In 1351, the village was held by the Waldgraves of Kyrburg. By 1515, Schauren was still obliged to pay tithes or other levies to the Waldgraves and Rhinegraves. In 1816, in the wake of Napoleon’s downfall and the Congress of Vienna, French rule ended and Schauren found itself in the Kingdom of Prussia.

Schauren also has its industrial history. The village fields’ meagre yields spurred many men to find other work when industrialization began to make itself felt. There were ironworks of “Hammerbirkenfeld” and Asbach. There was also slate mining. The Aschiedermühle, now merely an outlying homestead, was an actual mill at one time (Mühle means “mill” in German) and contributed to the local economy.

==Politics==

===Municipal council===
The council is made up of 12 council members, who were elected by majority vote at the municipal election held on 7 June 2009, and the honorary mayor as chairwoman.

===Mayor===
Schauren's mayor is Susanne Müller.

===Coat of arms===
The German blazon reads: In schräg geteiltem Schild vorne in Schwarz ein goldenes Gefäß, hinten in Gold ein blaubewehrter und -gezungter Löwe.

The municipality's arms might in English heraldic language be described thus: Per bend sable a vase Or and Or a lion rampant gules armed and langued azure.

The German blazon does not mention the lion's tincture, but going by the image used in this article, it is gules (red).

The charge on the dexter (armsbearer's right, viewer's left) side, the vase, recalls an important archaeological find in Schauren, a 38.5 cm-tall vessel unearthed at a grave from late La Tène times (late 1st century BC). The lion on the sinister (armsbearer's left, viewer's right) side is a reference to the village's former allegiance to the Waldgraviate-Rhinegraviate.

==Culture and sightseeing==

===Buildings===
The following are listed buildings or sites in Rhineland-Palatinate’s Directory of Cultural Monuments:
- Evangelical parish church, Hauptstraße 21 – aisleless church with ridge turret, 1767; décor and painting; Rococo organ, 1780, ascribed to the Brothers Stumm; Gothic bell from 1480 by Cleis von Echternach, two bells from the 14th century
- Brunnenweg 2 – Evangelical rectory; building with mansard roof, timber framing partly plastered or slated, 18th century
- Hauptstraße 19 – estate complex along the street, possibly from the late 19th century; characterizes village’s appearance
- Hauptstraße 20 – house with broad gable, 19th century, remodelled in 1909; characterizes village’s appearance

The church mentioned above was built in the Baroque style, and the paintings inside were done in the “Tyrolean style”.

==Economy and infrastructure==

===Transport===
South of the village runs Bundesstraße 422, and to the north runs Bundesstraße 327, known as the Hunsrückhöhenstraße (“Hunsrück Heights Road”, a scenic road across the Hunsrück built originally as a military road on Hermann Göring’s orders).
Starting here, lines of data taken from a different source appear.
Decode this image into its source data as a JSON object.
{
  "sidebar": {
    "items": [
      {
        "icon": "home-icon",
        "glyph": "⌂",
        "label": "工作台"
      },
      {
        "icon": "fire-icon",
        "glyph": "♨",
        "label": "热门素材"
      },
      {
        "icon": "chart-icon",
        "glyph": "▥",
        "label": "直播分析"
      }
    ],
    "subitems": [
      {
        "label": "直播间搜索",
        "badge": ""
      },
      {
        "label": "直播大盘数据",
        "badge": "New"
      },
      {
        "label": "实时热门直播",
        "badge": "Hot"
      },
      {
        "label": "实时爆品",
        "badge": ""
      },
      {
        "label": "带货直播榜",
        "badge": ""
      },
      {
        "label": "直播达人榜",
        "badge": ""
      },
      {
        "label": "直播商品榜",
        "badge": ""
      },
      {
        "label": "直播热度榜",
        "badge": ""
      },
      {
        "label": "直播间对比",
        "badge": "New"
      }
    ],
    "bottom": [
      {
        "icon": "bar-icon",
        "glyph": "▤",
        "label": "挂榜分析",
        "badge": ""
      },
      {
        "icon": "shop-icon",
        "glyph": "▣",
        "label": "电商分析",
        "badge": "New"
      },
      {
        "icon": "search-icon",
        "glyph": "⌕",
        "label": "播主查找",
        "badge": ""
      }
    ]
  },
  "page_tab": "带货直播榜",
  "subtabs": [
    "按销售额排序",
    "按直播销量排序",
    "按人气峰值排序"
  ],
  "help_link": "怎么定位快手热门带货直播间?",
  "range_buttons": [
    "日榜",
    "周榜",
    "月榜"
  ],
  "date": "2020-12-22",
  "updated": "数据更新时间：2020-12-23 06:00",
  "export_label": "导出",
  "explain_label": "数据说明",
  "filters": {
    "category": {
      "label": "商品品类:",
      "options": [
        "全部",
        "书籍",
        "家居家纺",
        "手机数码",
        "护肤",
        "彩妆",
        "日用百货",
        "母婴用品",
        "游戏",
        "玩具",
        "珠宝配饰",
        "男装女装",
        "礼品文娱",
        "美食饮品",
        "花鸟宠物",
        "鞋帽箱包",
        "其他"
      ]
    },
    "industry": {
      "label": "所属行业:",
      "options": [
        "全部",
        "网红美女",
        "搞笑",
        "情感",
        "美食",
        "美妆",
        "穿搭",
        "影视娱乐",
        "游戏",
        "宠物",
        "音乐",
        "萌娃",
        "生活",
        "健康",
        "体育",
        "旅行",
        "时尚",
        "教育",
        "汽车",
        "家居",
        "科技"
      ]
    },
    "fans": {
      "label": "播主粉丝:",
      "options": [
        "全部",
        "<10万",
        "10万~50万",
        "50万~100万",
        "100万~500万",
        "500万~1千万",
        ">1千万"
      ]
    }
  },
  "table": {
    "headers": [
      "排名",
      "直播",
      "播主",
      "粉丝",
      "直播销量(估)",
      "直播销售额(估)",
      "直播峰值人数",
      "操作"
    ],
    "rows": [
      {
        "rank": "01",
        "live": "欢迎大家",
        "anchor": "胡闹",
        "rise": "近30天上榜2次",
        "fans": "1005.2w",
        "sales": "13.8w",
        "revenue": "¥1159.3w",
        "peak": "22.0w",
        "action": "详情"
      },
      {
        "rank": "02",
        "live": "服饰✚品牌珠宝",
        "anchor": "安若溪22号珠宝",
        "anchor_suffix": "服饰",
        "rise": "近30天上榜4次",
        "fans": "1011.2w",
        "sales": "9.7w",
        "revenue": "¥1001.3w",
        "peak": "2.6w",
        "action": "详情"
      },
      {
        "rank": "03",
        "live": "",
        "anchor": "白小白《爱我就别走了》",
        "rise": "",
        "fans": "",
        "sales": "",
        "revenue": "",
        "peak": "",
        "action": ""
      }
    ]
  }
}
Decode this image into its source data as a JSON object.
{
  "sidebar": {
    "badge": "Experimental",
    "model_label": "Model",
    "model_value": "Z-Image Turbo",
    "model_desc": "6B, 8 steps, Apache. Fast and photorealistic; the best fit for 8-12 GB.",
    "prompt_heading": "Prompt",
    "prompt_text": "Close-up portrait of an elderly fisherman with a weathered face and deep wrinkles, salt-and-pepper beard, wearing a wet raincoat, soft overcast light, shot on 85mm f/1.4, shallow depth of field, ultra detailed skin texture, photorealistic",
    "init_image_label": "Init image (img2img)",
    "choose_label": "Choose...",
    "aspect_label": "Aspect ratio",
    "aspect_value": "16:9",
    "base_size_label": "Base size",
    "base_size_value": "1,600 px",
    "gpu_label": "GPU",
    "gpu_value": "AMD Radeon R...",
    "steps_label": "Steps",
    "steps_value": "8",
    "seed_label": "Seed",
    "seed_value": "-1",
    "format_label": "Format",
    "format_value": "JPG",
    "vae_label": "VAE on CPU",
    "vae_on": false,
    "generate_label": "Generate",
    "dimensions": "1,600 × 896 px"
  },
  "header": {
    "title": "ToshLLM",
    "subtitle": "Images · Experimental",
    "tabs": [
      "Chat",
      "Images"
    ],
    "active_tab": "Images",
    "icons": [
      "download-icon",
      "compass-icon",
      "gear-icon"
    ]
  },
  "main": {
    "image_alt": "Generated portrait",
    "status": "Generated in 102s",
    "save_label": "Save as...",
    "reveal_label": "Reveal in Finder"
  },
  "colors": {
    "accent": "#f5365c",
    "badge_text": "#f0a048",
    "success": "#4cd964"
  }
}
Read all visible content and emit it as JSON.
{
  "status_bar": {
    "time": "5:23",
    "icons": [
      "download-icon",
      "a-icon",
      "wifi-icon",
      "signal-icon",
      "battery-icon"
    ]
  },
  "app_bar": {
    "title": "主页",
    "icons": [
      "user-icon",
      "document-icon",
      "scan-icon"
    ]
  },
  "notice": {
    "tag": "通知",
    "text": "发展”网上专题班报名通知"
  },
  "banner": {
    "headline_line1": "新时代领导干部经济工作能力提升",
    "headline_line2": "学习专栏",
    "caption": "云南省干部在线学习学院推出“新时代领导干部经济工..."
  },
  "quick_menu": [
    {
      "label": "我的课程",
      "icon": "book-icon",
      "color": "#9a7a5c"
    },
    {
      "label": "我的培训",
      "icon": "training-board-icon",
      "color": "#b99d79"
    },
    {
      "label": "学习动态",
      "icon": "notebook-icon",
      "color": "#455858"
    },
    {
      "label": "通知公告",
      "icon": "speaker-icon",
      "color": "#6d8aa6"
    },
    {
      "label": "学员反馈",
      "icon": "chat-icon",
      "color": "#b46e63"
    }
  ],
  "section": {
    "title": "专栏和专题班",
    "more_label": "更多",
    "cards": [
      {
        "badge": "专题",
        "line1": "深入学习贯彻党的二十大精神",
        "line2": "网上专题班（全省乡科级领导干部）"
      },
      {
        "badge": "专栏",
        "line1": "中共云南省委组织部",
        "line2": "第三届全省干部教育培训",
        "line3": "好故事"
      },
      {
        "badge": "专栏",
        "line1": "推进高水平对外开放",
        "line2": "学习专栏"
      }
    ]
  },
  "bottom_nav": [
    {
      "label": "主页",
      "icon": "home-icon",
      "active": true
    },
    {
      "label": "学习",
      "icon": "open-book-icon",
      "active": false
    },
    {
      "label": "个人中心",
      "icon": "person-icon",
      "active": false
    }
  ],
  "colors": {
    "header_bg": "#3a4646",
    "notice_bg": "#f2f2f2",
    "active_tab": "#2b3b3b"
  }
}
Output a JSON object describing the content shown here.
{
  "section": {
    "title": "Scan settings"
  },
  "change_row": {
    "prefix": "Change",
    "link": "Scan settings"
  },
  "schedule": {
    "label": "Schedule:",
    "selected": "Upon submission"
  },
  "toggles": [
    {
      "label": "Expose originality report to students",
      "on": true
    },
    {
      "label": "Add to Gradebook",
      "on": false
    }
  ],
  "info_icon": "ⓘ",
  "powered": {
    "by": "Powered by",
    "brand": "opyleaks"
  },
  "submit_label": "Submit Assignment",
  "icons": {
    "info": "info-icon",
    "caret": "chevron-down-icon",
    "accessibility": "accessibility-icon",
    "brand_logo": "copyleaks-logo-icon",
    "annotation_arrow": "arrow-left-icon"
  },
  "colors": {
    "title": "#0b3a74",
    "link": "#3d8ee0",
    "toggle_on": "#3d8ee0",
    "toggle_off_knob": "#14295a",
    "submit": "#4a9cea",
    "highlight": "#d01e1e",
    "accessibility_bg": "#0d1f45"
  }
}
The nearest railway stations are in Kirn and Idar-Oberstein. Idar-Oberstein's station, as a Regional-Express and Regionalbahn stop, is linked by way of the Nahe Valley Railway (Bingen–Saarbrücken) to the Saarland and the Frankfurt Rhine Main Region. The Rhein-Nahe-Express running the Mainz-Saarbrücken route serves the station hourly. Every other one of these trains goes through to the main railway station in Frankfurt with a stop at Frankfurt Airport. Formerly, fast trains on the Frankfurt-Paris route had a stop at Idar-Oberstein. Kirn station, too, is on the Nahe Valley Railway. Furthermore, Frankfurt-Hahn Airport lies 23 km to the north.

===Economy===
Of Schauren's once many gemstone businesses, only a very few have survived the current far-reaching shift in economic structure that this craft has been undergoing.